Баллотировочные ящики, Билли о реформе, веялки – все это хорошо или не так хорошо. Но увы, братья, как может все это, говорю я, не быть несоответственным, неудачным, печальным для взора? Если все души людские затуманены для божественного, высокого и страшного размышления о человеческом достоинстве и правде, – то мы никогда, никакими Бирмингемскими машинами, не откроем Истинного и Достойного. Написано: «Если мы сами холопы, для нас не будет существовать героев». Мы не узнаем героя, даже когда увидим его. Мы примем шарлатана за героя и будем громко кричать ему, с помощью всяческих баллотировочных ящиков и всяких устройств: «Это Ты!
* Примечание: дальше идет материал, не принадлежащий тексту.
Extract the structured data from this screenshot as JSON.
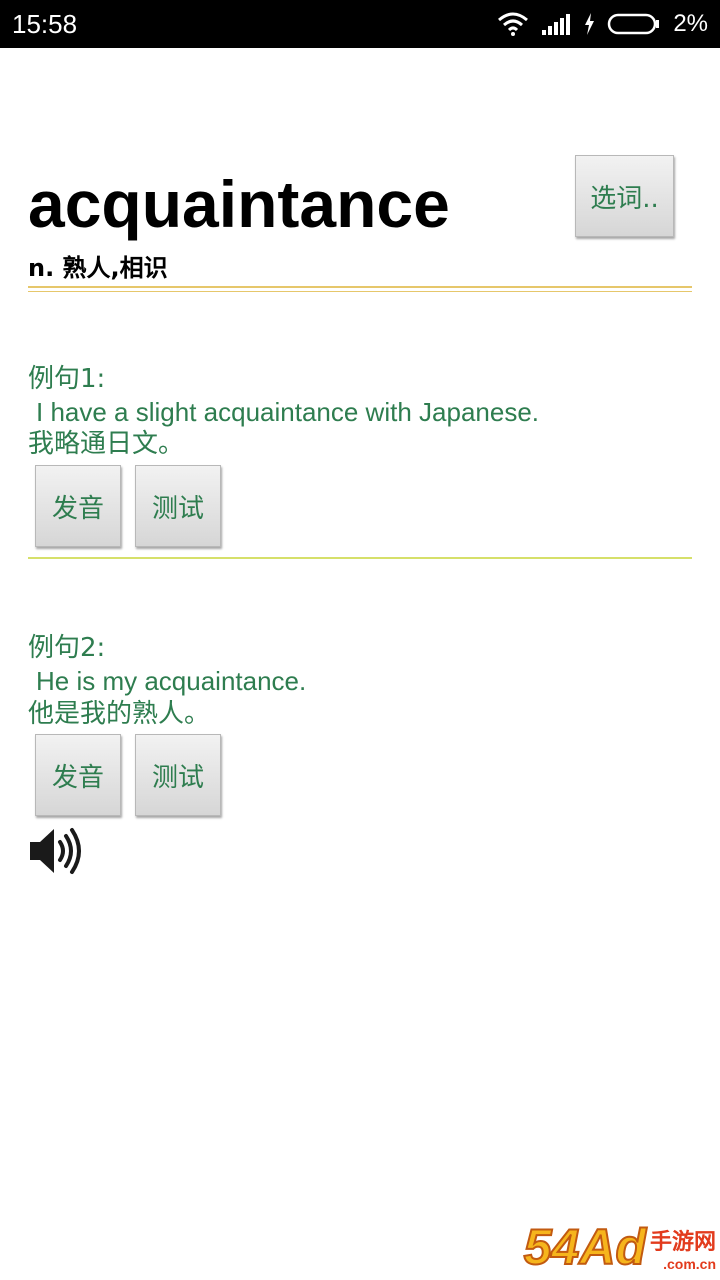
{
  "status_bar": {
    "time": "15:58",
    "battery_percent": "2%",
    "icons": [
      "wifi-icon",
      "signal-icon",
      "charging-icon",
      "battery-icon"
    ]
  },
  "header": {
    "word": "acquaintance",
    "meaning": "n. 熟人,相识",
    "select_button": "选词.."
  },
  "examples": [
    {
      "label": "例句1:",
      "english": "I have a slight acquaintance with Japanese.",
      "chinese": "我略通日文。",
      "pronounce_button": "发音",
      "test_button": "测试"
    },
    {
      "label": "例句2:",
      "english": "He is my acquaintance.",
      "chinese": "他是我的熟人。",
      "pronounce_button": "发音",
      "test_button": "测试"
    }
  ],
  "speaker_icon": "speaker-icon",
  "watermark": {
    "big": "54Ad",
    "top": "手游网",
    "bottom": ".com.cn"
  },
  "colors": {
    "accent_green": "#2e7d4f",
    "divider_gold": "#e6c76b",
    "divider_green": "#d6e06a",
    "status_bar_bg": "#000000"
  }
}
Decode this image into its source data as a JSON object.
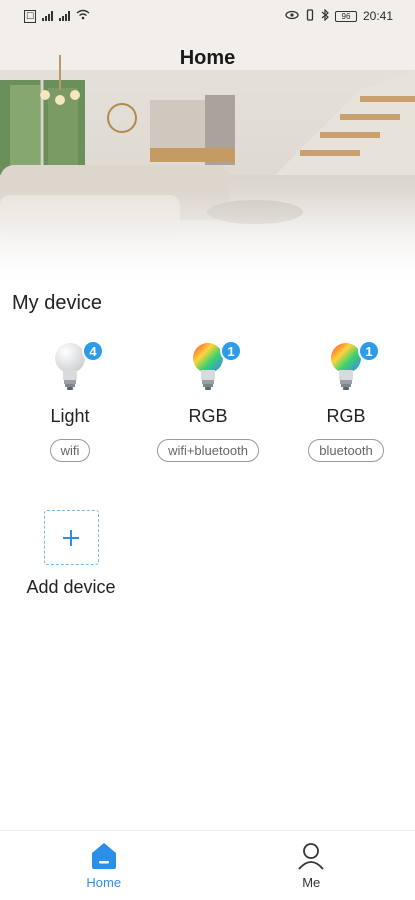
{
  "status_bar": {
    "time": "20:41",
    "battery": "96"
  },
  "header": {
    "title": "Home"
  },
  "section": {
    "title": "My device"
  },
  "devices": [
    {
      "name": "Light",
      "badge": "4",
      "connection": "wifi",
      "icon": "white-bulb-icon"
    },
    {
      "name": "RGB",
      "badge": "1",
      "connection": "wifi+bluetooth",
      "icon": "rgb-bulb-icon"
    },
    {
      "name": "RGB",
      "badge": "1",
      "connection": "bluetooth",
      "icon": "rgb-bulb-icon"
    }
  ],
  "add_device": {
    "label": "Add device"
  },
  "nav": {
    "home_label": "Home",
    "me_label": "Me"
  },
  "colors": {
    "accent": "#2b8ee8",
    "badge": "#2b9bea"
  }
}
Будь королем над нами!»
Что же из этого следует? Ищите только обманчивую Внешность, деньги с раззолоченными каретами, «славу» с газетными статьями, и какое имя она там еще ни носит, – вы и найдете только обманчивую Внешность. Божественная Действительность будет всегда далека от вас. Шарлатан будет вашим законным, неизбежным Королем. Никакой земной механизм не способен устранить Шарлатана. Вы будете прирожденными рабами Шарлатана и будете страдать под его властью, пока сердца ваши не будут готовы разорваться. И никакая Французская Революция или Манчестерское Восстание, частные или всеобщие вулканические пожары и извержения, сколь бы много их ни было, не могут сделать ничего более, как только «изменить вид вашего Шарлатана». Суть же его останется на все времена.
«А как долго, о Пророк?» – скажут иные, с довольно меланхоличной усмешкой. – Горе вам, вы не пророки! Так долго, пока не случится следующее. Пока великое бедствие, – если только это не произойдет от более мягких причин, – не переведет вас из Внешности в Искренность. Пока вы не поймете, что или есть в мире Божественное, или же вы – необъяснимое безумие; что есть Бог, точно так же, как есть Маммона, Дьявол, Гений Сластолюбия, лицемерный Дилетантизм, Пустое Хвастовство! Рассчитайте же сами, как долго это будет, несчастные братья мои!